Читать книгу "Ох, охота! - Сергей Алексеев"
Шрифт:
Интервал:
Закладка:
Купленное мне ружье стало главным воспитательным инструментом отца. Получил двойку — на три дня лишился заветной «Белки», за хулиганство с пацанами на улице не увидишь охоты целую неделю, сбежал с уроков или вообще не пошел в школу — до конца сезона. При этом отец ружье не прятал, не убирал под замок; оно стояло за головкой родительской кровати вместе с другим оружием, но попробуй тронь без спроса!
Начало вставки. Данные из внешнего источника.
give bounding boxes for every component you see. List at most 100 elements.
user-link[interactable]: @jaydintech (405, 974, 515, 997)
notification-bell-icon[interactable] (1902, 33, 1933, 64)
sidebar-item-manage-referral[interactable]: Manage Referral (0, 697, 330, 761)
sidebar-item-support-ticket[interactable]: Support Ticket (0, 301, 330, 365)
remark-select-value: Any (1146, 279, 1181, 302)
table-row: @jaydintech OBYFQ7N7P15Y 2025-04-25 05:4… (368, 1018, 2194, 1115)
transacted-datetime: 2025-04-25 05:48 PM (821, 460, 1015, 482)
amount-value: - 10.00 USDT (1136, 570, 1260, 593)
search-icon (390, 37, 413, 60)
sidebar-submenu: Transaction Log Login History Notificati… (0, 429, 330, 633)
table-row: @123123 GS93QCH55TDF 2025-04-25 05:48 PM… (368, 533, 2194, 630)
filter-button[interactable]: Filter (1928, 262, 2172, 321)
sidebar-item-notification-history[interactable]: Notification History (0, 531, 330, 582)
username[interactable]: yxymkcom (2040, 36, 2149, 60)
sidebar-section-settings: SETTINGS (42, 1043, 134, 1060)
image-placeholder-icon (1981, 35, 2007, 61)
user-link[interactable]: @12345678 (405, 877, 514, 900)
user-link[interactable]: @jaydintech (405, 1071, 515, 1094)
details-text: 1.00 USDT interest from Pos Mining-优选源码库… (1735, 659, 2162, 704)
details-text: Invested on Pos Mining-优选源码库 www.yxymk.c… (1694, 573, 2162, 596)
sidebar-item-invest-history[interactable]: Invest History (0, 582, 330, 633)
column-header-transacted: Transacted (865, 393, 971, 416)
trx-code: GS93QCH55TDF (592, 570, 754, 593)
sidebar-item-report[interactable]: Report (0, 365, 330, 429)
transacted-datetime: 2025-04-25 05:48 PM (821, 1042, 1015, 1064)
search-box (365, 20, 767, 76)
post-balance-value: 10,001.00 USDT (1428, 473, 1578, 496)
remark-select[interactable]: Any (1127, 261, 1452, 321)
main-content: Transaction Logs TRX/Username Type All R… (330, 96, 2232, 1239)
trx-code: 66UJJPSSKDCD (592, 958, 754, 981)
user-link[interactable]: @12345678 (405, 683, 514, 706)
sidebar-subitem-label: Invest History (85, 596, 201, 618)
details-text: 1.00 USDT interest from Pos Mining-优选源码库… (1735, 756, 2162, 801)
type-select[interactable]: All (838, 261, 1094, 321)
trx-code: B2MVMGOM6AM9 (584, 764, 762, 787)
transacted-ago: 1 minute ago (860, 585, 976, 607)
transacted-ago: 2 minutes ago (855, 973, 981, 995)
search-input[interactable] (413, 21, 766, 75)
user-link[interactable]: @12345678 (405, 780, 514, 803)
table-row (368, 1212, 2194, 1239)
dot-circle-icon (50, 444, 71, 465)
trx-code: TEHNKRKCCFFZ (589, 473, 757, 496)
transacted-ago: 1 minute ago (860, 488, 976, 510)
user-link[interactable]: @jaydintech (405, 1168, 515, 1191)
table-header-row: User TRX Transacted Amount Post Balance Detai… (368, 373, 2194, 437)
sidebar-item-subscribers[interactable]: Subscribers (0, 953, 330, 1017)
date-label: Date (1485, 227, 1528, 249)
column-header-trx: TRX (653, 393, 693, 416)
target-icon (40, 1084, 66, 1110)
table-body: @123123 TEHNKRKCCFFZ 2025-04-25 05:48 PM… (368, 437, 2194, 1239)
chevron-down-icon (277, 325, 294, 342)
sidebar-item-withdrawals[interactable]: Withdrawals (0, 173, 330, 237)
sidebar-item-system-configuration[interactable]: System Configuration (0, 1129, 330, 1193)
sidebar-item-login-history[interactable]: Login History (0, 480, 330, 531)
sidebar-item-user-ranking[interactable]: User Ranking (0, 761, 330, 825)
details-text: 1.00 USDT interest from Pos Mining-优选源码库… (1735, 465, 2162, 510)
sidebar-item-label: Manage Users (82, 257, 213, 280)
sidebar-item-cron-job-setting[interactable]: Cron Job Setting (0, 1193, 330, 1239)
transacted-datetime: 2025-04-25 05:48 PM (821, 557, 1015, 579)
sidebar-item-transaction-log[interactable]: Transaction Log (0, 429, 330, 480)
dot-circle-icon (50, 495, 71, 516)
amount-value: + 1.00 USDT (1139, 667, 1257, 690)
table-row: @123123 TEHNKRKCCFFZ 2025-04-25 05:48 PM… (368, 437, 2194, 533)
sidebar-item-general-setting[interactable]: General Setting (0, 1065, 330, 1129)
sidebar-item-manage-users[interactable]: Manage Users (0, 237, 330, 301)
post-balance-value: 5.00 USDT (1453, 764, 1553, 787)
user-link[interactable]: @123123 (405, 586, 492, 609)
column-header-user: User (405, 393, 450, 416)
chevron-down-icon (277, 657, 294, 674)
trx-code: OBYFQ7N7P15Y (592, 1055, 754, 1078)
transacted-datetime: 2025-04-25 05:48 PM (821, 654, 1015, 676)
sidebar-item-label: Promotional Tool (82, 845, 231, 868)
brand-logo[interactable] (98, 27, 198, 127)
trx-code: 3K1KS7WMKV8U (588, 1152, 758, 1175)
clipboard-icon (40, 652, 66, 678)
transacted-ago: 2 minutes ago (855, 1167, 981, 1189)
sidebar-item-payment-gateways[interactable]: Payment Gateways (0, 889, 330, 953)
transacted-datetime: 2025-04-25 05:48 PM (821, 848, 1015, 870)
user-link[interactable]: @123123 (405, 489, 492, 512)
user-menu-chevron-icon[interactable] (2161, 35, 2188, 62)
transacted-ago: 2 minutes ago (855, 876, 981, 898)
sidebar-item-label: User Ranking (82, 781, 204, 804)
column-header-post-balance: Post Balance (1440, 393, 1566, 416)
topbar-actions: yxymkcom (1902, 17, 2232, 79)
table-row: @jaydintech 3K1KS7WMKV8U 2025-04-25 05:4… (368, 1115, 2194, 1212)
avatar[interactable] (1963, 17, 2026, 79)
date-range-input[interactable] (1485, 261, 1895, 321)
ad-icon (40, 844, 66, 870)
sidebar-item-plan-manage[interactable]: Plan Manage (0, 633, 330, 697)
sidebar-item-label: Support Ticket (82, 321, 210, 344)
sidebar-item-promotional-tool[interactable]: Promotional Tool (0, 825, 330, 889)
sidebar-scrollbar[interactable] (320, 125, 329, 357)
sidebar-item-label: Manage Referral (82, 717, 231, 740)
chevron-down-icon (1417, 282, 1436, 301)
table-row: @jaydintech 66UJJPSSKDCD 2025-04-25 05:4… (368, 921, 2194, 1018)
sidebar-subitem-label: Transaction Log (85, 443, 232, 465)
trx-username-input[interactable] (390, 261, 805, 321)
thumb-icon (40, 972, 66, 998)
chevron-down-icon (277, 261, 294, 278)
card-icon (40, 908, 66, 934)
Разумеется, перед первой самостоятельной охотой следует провести жесткий инструктаж, но он не спасет, если вы прежде не воспитали у сына аккуратность в обращении с оружием, а более — любовь к нему. Мальчишка, восторженно взирающий на ружье, никогда не станет баловаться и играть с ним. Любовь к оружию — это одно из самых таинственных и сильных мужских чувств, пожалуй стоящее вровень с любовью к женщине. Если хотите, оно, оружие, делает из существа мужского пола мужчину. Это хорошо заметно в армии, в первые дни службы, когда парни наконец-то получают в руки автоматы. По тому, как они смотрят на них, как держат, чистят, как носят, можно с абсолютной уверенностью сказать, из кого что получится. Кроме того, в неотличимо похожих, стриженных наголо, одетых в одинаковые необмятые гимнастерки, одного возраста ребятах сразу можно узнать, кто из них до призыва любил бродить по лесу с ружьем: охотники всегда выглядят старше, серьезнее, рассудительнее. И напротив, кто, кроме палки, прежде ничего не держал в руках, получив автоматы, начинали играть с ними как дети. Еще интереснее смотреть на них, когда первый раз вывозят на стрельбище: на огневом рубеже начинается откровенный «мандраж», руки трясутся, чему учили, моментально забыл, глаза полубезумные, автомат выходит из подчинения, стреляет куда захочет…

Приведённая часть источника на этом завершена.